Article Contributed on: 4/27/2009 2:14:52 PM
On Sunday, April 26, 2009, the first Golden native in nearly a century stepped onto a Major League Baseball diamond.
Mark Melancon, called up by the New York Yankees, pitched the 7th and 8th innings in his Major League debut, both shutout innings, at Fenway Park against the Boston Red Sox. He recorded one strikeout, one walk, one hit, and one batter hit by a pitch. It was the first time a Golden native had played in a Major League game since 10-year utility fielder
Roy Hartzell walked off the field with those same Yankees on July 25, 1916, exactly 92 years and 9 months ago. A long time to wait, though only fitting that a Golden native should return with the last team a Golden native played for, with the peculiar footnote that historic Yankee Stadium came and went during all those years between them. Another interesting footnote is that Melancon made his debut in the only remaining big league stadium, Fenway Park, in which a past Golden native ever played. Hartzell batted the first ever RBI there.
Melancon is also the first Golden native to pitch in the big leagues in over a century, since
Albert "Cowboy" Jones left the mound, ailing with an elbow injury, for the St. Louis Cardinals on June 21, 1901, 107 years and nearly 10 months ago. He is our first right-hander, and first reliever, a position years from being thought of, as we know it, at the time Jones pitched.

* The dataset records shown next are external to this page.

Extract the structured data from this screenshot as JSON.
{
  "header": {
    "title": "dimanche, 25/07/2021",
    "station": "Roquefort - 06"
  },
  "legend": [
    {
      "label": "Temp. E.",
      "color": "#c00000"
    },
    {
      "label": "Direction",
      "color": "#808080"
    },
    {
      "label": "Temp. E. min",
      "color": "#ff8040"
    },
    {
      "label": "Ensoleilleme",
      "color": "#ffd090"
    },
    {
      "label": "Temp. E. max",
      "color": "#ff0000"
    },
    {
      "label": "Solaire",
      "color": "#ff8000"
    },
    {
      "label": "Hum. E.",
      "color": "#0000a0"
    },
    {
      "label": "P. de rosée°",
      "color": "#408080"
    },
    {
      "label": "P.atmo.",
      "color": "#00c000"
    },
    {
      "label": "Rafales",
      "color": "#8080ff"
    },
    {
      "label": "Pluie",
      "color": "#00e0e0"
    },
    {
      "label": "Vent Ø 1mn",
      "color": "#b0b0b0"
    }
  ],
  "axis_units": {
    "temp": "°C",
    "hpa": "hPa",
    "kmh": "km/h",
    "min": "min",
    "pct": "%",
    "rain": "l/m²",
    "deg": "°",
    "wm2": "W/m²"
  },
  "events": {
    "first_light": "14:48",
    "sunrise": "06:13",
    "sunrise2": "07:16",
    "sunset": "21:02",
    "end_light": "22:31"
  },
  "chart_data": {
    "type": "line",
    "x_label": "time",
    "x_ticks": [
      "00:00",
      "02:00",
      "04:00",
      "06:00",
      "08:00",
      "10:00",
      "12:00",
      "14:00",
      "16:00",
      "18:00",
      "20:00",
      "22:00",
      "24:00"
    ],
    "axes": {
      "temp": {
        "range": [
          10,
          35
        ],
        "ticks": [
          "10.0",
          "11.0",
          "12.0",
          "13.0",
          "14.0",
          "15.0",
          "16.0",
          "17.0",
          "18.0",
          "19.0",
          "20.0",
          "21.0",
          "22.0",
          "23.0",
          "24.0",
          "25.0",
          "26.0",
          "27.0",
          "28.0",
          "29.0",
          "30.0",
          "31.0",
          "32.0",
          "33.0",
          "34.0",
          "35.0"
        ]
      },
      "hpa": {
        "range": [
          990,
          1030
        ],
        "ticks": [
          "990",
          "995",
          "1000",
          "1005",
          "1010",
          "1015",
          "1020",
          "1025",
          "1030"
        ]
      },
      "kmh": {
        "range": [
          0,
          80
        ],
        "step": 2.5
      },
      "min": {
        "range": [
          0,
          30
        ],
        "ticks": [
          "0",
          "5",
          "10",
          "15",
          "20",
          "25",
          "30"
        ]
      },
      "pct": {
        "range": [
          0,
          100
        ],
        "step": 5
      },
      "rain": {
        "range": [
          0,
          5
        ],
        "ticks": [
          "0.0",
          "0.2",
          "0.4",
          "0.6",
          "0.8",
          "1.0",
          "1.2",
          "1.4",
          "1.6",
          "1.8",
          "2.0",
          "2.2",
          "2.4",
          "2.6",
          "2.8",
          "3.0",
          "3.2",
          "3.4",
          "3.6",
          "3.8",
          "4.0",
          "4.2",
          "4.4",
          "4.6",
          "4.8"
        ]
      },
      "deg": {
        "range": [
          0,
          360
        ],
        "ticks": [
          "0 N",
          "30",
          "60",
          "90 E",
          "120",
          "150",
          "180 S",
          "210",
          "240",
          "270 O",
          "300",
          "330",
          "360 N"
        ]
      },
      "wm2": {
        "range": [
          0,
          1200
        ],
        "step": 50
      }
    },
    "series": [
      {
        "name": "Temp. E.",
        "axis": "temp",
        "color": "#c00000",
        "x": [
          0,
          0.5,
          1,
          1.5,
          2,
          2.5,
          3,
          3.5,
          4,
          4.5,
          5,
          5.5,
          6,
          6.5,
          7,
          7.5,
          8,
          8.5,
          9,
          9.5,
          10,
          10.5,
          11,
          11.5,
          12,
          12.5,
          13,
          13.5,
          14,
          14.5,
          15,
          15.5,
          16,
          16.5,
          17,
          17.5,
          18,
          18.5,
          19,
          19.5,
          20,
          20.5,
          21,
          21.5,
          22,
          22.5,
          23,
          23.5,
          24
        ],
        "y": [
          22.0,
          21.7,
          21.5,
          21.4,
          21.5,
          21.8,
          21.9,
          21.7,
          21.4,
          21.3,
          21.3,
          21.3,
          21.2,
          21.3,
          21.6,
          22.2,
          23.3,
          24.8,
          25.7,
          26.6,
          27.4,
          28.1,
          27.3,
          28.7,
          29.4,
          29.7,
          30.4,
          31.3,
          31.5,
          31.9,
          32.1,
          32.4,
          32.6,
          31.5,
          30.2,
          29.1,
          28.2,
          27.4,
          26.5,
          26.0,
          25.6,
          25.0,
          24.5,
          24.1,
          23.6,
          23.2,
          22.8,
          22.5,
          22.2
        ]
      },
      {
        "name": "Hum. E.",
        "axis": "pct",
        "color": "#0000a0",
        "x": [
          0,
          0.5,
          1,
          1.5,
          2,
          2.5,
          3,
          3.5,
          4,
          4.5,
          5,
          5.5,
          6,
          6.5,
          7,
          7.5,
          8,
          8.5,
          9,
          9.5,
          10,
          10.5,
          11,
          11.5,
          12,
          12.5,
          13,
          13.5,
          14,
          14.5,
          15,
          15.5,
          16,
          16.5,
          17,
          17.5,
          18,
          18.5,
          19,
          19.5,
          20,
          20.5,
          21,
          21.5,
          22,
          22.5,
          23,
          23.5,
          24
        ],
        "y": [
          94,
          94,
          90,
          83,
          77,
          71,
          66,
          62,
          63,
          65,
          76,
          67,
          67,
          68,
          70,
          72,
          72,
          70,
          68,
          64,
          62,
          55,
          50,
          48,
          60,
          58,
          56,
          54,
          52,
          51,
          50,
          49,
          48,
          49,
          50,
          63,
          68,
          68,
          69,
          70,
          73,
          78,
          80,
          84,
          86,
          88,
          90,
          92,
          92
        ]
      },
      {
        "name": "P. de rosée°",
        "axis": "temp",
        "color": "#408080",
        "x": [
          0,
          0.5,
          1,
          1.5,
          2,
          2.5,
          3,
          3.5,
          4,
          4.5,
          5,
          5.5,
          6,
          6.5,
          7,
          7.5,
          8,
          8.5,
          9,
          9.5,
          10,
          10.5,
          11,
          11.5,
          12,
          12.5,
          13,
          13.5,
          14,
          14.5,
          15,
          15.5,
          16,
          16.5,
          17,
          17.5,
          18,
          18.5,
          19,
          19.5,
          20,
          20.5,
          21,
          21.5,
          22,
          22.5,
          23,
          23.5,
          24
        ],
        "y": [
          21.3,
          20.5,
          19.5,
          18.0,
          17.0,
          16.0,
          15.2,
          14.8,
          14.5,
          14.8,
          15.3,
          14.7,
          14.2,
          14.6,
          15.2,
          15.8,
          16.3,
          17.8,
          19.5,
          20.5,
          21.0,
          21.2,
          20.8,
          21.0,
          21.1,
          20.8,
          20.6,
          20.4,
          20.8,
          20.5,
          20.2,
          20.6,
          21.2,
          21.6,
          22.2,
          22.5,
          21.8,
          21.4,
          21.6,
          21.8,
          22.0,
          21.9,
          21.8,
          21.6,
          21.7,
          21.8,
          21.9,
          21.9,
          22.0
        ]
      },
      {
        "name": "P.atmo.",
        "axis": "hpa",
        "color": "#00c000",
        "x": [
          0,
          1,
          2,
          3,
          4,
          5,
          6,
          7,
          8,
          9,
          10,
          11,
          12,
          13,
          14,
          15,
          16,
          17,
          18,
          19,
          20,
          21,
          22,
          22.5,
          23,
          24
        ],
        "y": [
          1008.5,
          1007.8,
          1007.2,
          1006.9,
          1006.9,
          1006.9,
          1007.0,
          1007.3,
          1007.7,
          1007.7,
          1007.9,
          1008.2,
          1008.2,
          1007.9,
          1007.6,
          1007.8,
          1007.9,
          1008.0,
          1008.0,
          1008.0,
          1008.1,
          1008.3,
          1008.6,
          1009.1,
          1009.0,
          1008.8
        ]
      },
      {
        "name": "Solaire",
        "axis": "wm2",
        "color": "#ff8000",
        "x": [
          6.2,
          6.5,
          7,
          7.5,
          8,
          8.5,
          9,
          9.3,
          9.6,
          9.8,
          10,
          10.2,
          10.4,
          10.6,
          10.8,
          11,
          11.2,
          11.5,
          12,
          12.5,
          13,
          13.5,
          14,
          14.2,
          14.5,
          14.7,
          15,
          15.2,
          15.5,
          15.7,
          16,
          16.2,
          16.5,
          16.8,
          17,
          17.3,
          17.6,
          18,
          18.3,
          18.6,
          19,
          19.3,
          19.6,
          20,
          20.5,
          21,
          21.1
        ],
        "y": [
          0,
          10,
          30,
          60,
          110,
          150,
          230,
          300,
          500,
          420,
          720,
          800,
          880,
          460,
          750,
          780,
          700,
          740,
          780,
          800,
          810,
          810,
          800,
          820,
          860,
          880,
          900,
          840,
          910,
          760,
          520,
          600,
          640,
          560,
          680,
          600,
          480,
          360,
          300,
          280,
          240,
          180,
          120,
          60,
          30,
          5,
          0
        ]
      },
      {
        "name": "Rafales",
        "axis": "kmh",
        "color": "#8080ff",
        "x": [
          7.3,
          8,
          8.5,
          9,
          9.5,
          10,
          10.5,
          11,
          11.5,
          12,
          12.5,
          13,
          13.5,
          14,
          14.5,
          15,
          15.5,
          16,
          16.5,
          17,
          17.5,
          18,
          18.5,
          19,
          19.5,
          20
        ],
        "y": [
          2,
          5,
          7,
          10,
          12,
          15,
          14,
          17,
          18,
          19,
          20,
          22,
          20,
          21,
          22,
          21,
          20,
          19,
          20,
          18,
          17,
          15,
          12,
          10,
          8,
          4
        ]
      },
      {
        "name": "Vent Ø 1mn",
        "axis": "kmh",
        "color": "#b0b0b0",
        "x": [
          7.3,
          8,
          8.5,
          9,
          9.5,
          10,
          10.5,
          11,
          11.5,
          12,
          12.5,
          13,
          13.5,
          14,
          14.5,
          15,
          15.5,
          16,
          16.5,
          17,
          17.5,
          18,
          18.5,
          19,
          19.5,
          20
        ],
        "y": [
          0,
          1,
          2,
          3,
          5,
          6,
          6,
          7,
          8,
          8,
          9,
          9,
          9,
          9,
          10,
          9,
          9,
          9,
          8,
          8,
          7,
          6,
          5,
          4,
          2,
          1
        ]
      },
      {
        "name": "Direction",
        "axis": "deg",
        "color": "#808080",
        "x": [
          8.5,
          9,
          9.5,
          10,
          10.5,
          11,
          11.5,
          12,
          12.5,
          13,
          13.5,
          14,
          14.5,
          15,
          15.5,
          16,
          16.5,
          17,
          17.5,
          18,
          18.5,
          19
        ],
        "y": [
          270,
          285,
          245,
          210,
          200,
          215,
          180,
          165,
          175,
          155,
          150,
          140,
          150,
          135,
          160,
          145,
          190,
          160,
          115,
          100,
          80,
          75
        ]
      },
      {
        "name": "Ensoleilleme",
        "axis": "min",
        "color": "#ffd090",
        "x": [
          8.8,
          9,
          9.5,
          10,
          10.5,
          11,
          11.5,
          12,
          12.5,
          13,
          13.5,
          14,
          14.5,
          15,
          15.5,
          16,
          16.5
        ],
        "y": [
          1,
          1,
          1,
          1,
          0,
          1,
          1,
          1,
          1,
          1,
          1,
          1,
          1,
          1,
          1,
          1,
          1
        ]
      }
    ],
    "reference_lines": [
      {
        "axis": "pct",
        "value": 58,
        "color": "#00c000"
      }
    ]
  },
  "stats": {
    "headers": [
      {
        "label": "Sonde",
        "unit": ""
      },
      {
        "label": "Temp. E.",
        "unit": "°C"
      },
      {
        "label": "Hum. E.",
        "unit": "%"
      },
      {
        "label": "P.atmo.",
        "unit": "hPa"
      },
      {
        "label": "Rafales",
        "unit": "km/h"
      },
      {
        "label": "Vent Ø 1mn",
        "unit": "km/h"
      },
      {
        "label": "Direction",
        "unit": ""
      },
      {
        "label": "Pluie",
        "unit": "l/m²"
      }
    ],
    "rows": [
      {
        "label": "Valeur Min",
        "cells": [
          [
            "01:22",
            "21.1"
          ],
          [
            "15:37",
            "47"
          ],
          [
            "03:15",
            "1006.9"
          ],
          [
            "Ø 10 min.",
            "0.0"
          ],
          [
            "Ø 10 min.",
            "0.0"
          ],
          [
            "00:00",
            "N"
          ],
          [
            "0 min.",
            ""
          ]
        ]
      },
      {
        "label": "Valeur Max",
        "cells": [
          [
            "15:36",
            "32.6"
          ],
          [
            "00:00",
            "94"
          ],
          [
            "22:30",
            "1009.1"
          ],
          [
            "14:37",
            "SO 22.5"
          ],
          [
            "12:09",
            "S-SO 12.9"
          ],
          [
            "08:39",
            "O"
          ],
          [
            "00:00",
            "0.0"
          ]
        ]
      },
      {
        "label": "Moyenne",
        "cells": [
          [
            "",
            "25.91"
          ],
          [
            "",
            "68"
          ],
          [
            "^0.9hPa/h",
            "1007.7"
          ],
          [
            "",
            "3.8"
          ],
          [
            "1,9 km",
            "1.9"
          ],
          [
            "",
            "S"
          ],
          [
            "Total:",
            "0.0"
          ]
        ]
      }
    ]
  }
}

All three of these Major League Baseball players were Golden High School graduates. As Jones was the first Colorado native to play in the big leagues and the only one to play in the 19th Century, as well as he and Hartzell playing in the 20th, and now Melancon in the 21st, Golden is now the only place in Colorado to have Major League Baseball players spanning three centuries of play.